Davies – dont la conversation est parsemée de clins d’œil à d’anciens collègues et associés de Stephen Hawking à Fred Hoyle , le grand mais non conventionnel ancien directeur de l’Institut d’astronomie de l’Université de Cambridge – a déclaré qu’il était également important que les humains tentent de coloniser une autre planète.

« La plupart des gens pensent que nous aurions besoin d’un très gros vaisseau spatial, puis de recycler en quelque sorte les choses pour le très long voyage, puis toute la technologie dont vous auriez besoin », a-t-il déclaré.

« En fait, la partie la plus difficile de ce problème est quelle serait la microbiologie que vous auriez à prendre – ce n’est pas bon de prendre quelques porcs et pommes de terre et des choses comme ça et d’espérer quand vous arriverez à l’autre bout, tout ira être merveilleux et autonome.

Alors que Covid a laissé la plupart d’entre nous avec une vision sombre des virus, Davies a déclaré qu’ils ne sont pas tous mauvais. « En fait, la plupart du temps, ils sont bons », a-t-il déclaré.

Parmi leurs rôles positifs, les virus qui infectent les bactéries – appelés phages – peuvent aider à contrôler les populations bactériennes, tandis que les virus ont également été liés à une foule d’autres processus importants , allant de la survie des plantes dans des sols extrêmement chauds à l’ influence des cycles biogéochimiques . Et, comme le note Davies, une fraction importante du génome humain peut être constituée de vestiges d’anciens virus.
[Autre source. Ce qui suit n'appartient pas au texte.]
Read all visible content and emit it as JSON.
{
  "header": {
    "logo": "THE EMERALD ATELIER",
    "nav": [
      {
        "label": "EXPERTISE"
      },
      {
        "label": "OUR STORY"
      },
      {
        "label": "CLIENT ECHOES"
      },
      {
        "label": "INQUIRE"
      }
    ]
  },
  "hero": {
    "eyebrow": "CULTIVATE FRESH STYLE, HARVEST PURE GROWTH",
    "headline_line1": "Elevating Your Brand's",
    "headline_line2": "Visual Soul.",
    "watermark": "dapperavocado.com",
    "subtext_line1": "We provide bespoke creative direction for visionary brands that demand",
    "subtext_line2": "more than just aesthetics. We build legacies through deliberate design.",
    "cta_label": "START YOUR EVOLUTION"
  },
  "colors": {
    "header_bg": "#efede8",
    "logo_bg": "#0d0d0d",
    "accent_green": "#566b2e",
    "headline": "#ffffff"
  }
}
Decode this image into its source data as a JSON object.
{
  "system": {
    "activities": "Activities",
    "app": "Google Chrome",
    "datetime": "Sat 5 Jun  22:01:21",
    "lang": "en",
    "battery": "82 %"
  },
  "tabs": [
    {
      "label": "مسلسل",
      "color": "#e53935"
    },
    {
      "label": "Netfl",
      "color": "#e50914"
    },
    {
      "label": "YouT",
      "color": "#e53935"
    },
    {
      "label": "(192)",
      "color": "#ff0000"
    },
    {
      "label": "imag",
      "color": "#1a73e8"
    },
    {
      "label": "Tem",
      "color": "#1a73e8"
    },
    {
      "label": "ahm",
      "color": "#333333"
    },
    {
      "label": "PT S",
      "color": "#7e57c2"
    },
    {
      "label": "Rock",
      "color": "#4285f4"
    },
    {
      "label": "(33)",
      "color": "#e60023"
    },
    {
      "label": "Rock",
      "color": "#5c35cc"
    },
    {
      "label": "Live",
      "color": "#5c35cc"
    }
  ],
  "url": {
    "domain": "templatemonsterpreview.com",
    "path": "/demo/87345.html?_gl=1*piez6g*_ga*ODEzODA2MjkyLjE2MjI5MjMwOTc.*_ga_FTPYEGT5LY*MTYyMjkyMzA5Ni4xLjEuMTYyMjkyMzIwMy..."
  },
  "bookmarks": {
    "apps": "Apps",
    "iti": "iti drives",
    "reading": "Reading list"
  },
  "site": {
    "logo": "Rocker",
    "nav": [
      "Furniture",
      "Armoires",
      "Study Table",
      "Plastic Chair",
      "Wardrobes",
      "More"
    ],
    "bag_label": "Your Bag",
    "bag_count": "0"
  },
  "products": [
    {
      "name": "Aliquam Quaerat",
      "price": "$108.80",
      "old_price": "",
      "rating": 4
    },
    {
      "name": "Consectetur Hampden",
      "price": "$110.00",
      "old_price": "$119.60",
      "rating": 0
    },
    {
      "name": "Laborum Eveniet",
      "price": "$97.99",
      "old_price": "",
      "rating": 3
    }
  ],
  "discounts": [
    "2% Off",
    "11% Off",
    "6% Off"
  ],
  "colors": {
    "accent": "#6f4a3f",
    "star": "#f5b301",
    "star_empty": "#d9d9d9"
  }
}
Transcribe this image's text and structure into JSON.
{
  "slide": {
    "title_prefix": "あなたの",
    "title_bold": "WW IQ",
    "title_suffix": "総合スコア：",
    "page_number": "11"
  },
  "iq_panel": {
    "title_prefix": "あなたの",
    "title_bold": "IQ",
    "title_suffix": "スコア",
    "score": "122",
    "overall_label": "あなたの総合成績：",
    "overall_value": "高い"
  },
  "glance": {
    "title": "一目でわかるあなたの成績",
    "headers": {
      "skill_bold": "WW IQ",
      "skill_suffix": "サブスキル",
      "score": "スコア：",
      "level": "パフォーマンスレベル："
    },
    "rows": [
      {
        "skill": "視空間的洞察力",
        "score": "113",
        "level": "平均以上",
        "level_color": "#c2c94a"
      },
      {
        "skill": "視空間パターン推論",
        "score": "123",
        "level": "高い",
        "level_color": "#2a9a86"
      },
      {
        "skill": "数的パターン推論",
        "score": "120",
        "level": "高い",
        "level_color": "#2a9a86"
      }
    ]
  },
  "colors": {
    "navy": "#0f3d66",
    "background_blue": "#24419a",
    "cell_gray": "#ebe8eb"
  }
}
« Nous entendons parler du microbiome à l’intérieur de nous, et il y a un microbiome planétaire », a déclaré Davies. Mais, soutient-il, il existe également un virome humain et planétaire, les virus jouant un rôle fondamental dans la nature.

« Je pense que sans virus, il n’y aura peut-être pas de vie soutenue sur la planète Terre », a-t-il déclaré.